Essendo entrati, dall'agosto del 2000, in un diverso regime indennitario, l'articolo 80 è stato soppresso o per usare una terminologia giuridica tratta proprio dalla norma, non può più essere usato in quanto "incompatibile", in considerazione che le tre possibilità descritte nei tre commi dell'art.80 fanno tutte riferimento ad una trattazione indennitaria di cui al Capo V, (Prestazioni), art. 66, lettera b) del vecchio D.P.R. n.1124/1965 - attitudine al lavoro - non più assolutamente verificabile.

Per comprendere che l'art.80 non è più cogente è sufficiente riportare le prime righe di detto articolo che recita "Nel caso in cui il titolare di una rendita, corrisposta a norma del presente titolo, sia colpito da un nuovo infortunio indennizzabile...si procede ad alla costituzione di un'unica rendita in base al grado di riduzione complessiva dell'attitudine al lavoro causata da..." , considerato che ora il danno deve essere valutato in danno biologico, l'evenienza di cui sopra (attitudine al lavoro) non potrà mai accadere.

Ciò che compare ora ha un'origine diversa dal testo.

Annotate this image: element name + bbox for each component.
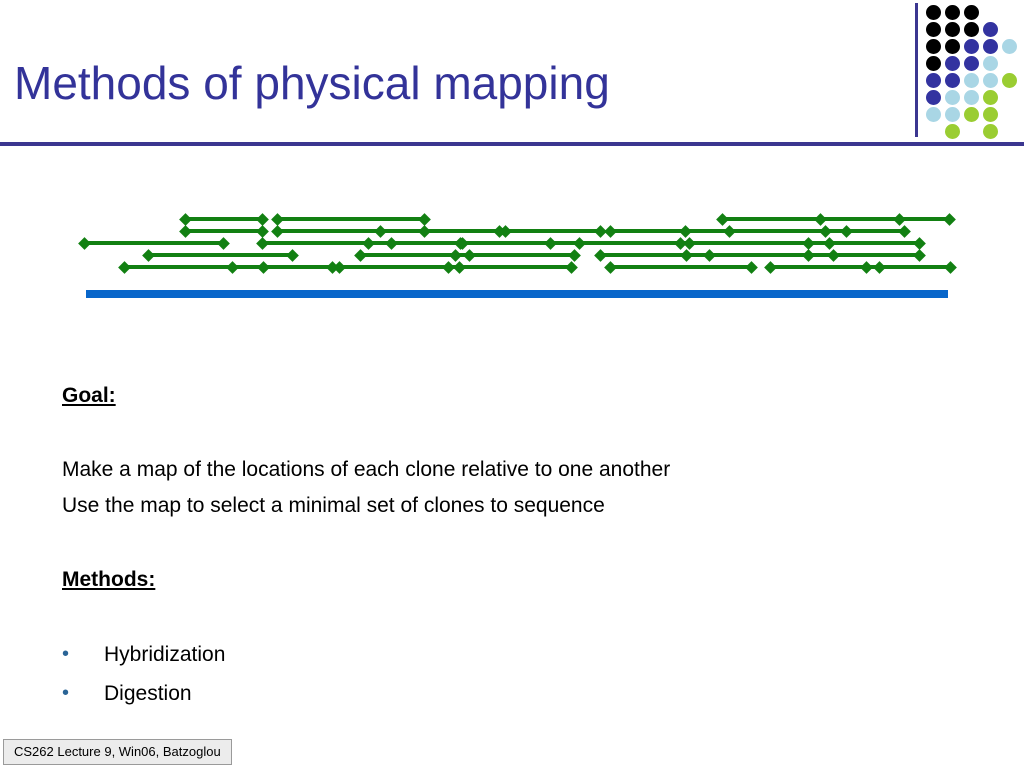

Singolare, invece che la Corte Costituzionale a distanza di ben dieci anni dall'entrata in vigore del D.lgs n.38/2000 - con sentenza n.46/2010 - abbia dato una "suggestiva" interpretazione dell'art.80 per garantire la tutela integrale del lavoratore, asserendo che con l'applicazione dell'art.80 "..non è ravvisabile violazione dei principi costituzionali...", presupposto errato in quanto l'art.80, posto alla base della decisione, nulla aveva a che fare con il caso posto all'attenzione della Corte.

Gli scriventi hanno commentato a caldo detta sentenza con una pubblicazione sul sito del Medico Competente3 - marzo del 2010 - senza aspettare il ritorno in sede di merito e facendo presente da subito che l'art.80 nulla c'entrava, ma il riferimento corretto per la trattazione non poteva che essere l'art.13.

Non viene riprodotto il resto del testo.